1880
Suisse
Première apparition : «Heidi» (1952)

Heidi, Adélaïde de son vrai prénom, est une petite fille très curieuse aux joues tout rouges. Elle porte généralement un chemisier blanc, une robe à fleurs et parfois un tablier. Elle est joyeuse, débrouillarde et très sensible aux malheurs des autres. Elle est orpheline: son père, charpentier de profession, est mort dans un accident de travail et sa mère est décédée tellement elle était triste d’avoir perdu son mari. C’est pourquoi, Heidi vit dans les Alpes avec son grand-père, un vieil homme bourru. Elle découvre les plaisirs et les secrets de la montagne. Courir pieds nus dans les herbes, caresser des chèvres et grimper aux arbres, voilà ce qu’elle aime le plus! Lorsque Heidi a huit ans, sa tante décide que la montagne ne convient pas à son éducation et l’emmène vivre dans une grande ville, au sein d’une famille riche et rigide. Aux yeux des citadins, Heidi est une petite sauvageonne et ne sait pas se comporter correctement. Sous la direction de Mademoiselle Rotenmeier, elle doit apprendre les bonnes manières en compagnie de son amie Clara, qui est paralysée et se déplace en chaise roulante. Heidi est très généreuse. Elle parvient à faire des miracles en convainquant Clara qu’elle peut marcher. Mais, à la ville, Heidi est malheureuse et nostalgique. Elle se sent enfermée. Elle rêve de retourner dans son alpage, car elle a besoin d’espace et de liberté. Elle regrette ses montagnes, son merveilleux chalet, son grand-père et son ami Pierre, le chevrier, à tel point qu’elle en tombe malade et souffre de crises de somnambulisme.

Un personnage de roman

En 1880, bien avant l’invention du cinéma, l’écrivaine suisse Johanna Spyri imagine le personnage d’Heidi. Dès la parution de ses premiers romans, Heidi devient célèbre non seulement en Suisse mais aussi dans le monde entier, parce que les gens de cette époque lisent énormément et que ces livres avec Heidi sont passionnants. Ses aventures sont d’ailleurs traduites dans une quarantaine de langues!

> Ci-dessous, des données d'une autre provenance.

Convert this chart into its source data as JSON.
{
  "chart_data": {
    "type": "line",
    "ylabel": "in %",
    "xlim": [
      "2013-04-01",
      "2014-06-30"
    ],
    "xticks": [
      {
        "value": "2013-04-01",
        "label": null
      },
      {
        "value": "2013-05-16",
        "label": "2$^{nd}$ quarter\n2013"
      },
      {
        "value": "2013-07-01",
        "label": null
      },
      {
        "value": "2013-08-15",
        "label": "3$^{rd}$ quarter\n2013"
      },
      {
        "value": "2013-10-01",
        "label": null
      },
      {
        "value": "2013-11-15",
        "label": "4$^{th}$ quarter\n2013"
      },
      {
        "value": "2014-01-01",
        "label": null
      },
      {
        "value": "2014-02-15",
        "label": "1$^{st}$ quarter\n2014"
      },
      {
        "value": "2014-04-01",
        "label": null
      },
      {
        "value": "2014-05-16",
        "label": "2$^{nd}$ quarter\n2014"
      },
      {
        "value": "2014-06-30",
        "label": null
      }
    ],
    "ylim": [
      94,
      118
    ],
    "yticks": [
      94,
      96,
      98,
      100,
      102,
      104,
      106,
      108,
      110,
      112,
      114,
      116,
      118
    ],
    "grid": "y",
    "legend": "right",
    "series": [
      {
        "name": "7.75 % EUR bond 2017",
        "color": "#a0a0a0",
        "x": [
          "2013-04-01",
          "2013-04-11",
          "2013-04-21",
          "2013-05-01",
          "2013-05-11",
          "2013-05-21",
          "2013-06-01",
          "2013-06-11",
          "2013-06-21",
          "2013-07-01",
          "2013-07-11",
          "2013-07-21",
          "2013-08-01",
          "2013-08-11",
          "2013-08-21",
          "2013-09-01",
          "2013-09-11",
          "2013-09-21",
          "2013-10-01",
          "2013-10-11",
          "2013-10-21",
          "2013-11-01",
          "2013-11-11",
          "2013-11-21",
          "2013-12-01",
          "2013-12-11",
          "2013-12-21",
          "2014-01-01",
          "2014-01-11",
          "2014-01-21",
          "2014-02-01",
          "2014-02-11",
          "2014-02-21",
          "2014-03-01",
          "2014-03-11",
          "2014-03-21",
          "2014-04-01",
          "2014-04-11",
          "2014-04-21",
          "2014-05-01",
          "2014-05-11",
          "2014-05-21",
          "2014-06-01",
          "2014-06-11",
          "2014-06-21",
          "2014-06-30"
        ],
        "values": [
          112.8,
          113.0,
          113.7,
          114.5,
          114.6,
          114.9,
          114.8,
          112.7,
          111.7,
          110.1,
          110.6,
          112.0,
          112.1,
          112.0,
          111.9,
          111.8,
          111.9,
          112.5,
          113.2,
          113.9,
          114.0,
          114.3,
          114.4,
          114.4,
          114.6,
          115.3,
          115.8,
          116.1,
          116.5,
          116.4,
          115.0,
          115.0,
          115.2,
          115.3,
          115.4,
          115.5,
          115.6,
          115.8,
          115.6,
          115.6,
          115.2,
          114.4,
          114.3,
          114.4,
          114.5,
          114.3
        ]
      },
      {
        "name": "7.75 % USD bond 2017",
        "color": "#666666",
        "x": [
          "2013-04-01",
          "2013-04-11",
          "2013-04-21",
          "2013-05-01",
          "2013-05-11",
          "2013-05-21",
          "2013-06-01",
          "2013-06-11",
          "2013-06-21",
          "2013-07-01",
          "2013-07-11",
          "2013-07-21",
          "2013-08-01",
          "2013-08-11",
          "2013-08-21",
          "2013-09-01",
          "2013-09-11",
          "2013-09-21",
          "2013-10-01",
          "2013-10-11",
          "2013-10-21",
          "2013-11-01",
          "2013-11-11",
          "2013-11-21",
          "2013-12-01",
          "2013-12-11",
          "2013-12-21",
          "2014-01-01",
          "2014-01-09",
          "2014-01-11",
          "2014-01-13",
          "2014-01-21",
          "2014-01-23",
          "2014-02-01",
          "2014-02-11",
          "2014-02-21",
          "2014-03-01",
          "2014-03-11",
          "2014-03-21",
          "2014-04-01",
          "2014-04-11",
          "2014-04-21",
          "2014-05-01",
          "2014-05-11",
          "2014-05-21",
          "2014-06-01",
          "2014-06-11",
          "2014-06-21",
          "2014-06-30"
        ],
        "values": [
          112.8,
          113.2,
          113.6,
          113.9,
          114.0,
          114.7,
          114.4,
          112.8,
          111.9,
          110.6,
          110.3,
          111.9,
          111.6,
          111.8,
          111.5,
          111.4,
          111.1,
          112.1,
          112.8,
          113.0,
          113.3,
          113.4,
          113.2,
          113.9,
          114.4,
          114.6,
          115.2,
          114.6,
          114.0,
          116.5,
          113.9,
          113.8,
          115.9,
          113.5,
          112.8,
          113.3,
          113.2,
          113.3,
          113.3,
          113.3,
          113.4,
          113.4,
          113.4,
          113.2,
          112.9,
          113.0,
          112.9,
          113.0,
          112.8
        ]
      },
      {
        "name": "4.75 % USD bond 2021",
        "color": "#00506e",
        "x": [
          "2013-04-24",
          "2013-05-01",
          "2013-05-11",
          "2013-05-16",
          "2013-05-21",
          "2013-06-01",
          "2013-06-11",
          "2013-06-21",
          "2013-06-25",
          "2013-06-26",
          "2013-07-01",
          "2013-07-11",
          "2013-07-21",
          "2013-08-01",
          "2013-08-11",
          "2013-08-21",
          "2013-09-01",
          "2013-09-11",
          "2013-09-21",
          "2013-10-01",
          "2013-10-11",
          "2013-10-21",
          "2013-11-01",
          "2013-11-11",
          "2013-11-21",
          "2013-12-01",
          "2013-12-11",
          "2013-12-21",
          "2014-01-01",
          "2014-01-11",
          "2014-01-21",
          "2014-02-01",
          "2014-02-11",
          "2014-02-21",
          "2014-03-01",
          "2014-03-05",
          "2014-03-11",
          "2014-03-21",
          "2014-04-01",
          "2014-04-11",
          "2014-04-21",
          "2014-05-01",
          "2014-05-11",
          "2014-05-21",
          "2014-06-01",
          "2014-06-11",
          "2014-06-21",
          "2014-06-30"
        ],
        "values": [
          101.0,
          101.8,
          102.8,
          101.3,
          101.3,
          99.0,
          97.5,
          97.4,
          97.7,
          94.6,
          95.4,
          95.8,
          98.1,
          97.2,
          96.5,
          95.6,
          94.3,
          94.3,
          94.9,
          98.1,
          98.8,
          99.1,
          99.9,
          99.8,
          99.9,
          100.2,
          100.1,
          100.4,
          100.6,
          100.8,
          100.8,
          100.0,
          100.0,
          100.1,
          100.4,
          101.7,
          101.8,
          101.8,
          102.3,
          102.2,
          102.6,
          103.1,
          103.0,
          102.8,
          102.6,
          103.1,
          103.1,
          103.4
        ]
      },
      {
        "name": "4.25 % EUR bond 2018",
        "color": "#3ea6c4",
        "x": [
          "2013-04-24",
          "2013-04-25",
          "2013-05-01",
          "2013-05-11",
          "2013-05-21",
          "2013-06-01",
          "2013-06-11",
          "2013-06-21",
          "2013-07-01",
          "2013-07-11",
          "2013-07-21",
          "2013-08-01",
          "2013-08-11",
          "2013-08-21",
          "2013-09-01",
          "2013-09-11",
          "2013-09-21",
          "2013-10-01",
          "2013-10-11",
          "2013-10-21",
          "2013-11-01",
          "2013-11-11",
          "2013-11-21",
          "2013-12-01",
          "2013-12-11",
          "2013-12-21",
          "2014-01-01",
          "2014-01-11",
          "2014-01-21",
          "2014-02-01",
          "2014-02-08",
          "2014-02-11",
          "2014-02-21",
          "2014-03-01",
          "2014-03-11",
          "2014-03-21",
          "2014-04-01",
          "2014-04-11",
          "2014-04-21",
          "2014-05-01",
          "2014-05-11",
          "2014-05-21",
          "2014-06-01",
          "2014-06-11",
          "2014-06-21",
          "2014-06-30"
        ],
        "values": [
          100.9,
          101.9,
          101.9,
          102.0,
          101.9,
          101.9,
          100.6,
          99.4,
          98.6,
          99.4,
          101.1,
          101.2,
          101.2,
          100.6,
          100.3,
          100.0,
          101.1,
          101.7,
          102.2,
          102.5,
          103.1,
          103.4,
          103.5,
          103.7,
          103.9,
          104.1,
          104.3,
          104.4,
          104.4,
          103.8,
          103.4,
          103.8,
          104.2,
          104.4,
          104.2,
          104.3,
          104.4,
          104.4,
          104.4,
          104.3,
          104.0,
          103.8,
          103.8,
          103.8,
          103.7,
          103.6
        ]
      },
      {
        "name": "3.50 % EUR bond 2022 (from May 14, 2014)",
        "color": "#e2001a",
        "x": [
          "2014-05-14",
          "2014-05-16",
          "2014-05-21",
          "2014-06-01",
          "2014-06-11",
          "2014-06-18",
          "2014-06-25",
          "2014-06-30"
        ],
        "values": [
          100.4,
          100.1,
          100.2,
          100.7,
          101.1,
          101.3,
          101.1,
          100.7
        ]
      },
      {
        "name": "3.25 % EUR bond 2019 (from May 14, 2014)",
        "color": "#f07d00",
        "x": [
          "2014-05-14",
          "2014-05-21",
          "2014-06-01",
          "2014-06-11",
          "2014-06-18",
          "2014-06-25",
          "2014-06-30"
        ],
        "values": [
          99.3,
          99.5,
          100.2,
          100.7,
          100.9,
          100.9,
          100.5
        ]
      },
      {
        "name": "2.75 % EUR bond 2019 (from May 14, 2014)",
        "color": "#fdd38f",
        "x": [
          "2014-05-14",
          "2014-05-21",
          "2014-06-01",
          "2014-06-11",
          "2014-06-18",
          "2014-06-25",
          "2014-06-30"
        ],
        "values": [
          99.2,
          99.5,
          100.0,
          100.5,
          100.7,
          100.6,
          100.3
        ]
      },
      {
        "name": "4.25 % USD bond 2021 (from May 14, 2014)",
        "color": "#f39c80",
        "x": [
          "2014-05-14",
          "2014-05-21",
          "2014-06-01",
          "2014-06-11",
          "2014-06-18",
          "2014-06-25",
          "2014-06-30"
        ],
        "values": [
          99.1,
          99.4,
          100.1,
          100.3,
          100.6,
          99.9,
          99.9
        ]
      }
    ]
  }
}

Heidi et ses nombreuses adaptations

Avec Fifi Brindacier, Heidi est l’un des rares véritables héros féminins de l’histoire du cinéma. En effet, les aventures d’Heidi ont été adaptées au cinéma à de nombreuses reprises. A travers elle, les spectateurs ont découvert l’importance de la liberté et l’absurdité de certaines règles d’éducation qui avaient cours dans la bourgeoisie de l’époque. En 1920 déjà, un film muet reprend le personnage de Johanna Spyri. Mais il faut attendre 1952 et «Heidi» de Luigi Comencini pour voir la première adaptation fidèle au roman de l’auteur suisse. C’est d’ailleurs un immense succès, jusqu’aux Etats-Unis! Si bien qu’en 1954, Franz Schnyder en réalise la suite, «Heidi et Pierre», qui est aussi le premier long-métrage en couleurs réalisé en Suisse. Puis, les aventures d’Heidi servent de scénario à plusieurs films, dessins animes, séries de télévision, pièces de théâtre et bandes dessinées. La célèbre série de dessins animes japonais d’Isao Takahata (à laquelle Hayao Miyazaki a également collaboré) ou la série télévisée allemande avec Katja Polletin font, par exemple, la joie des enfants et des parents dans de nombreux pays. Le réalisateur suisse Markus Imboden a lui-même tourné un «Heidi» en situant la petite fille en 2001: elle y a les cheveux bleus, joue à des jeux vidéo et conduit un tracteur! Coproduite par la France et la Suisse, une nouvelle série de télévision intitulée «Heidi» est sortie en 2008. Heidi y est aussi présentée comme un personnage contemporain, mais beaucoup plus âgé, émancipé, critique et mature, ce qui ne correspond pas non plus à la Heidi décrite par Johanna Spyri.

Heidi et la publicité

Comme elle est très célèbre et que tout le monde la trouve gentille, Heidi a souvent été utilisée dans les publicités. Dans les Grisons, la région de Suisse où se situent les aventures de la petite montagnarde, on peut suivre un sentier qui retrace l’histoire d’Heidi. Il y a également de nombreux produits de merchandising qui portent l’effigie d’Heidi, comme des fromages, des chaussettes, des T-shirts ou des poupées. Johanna Spyri était sûrement loin de se douter que son héroïne connaîtrait un tel succès!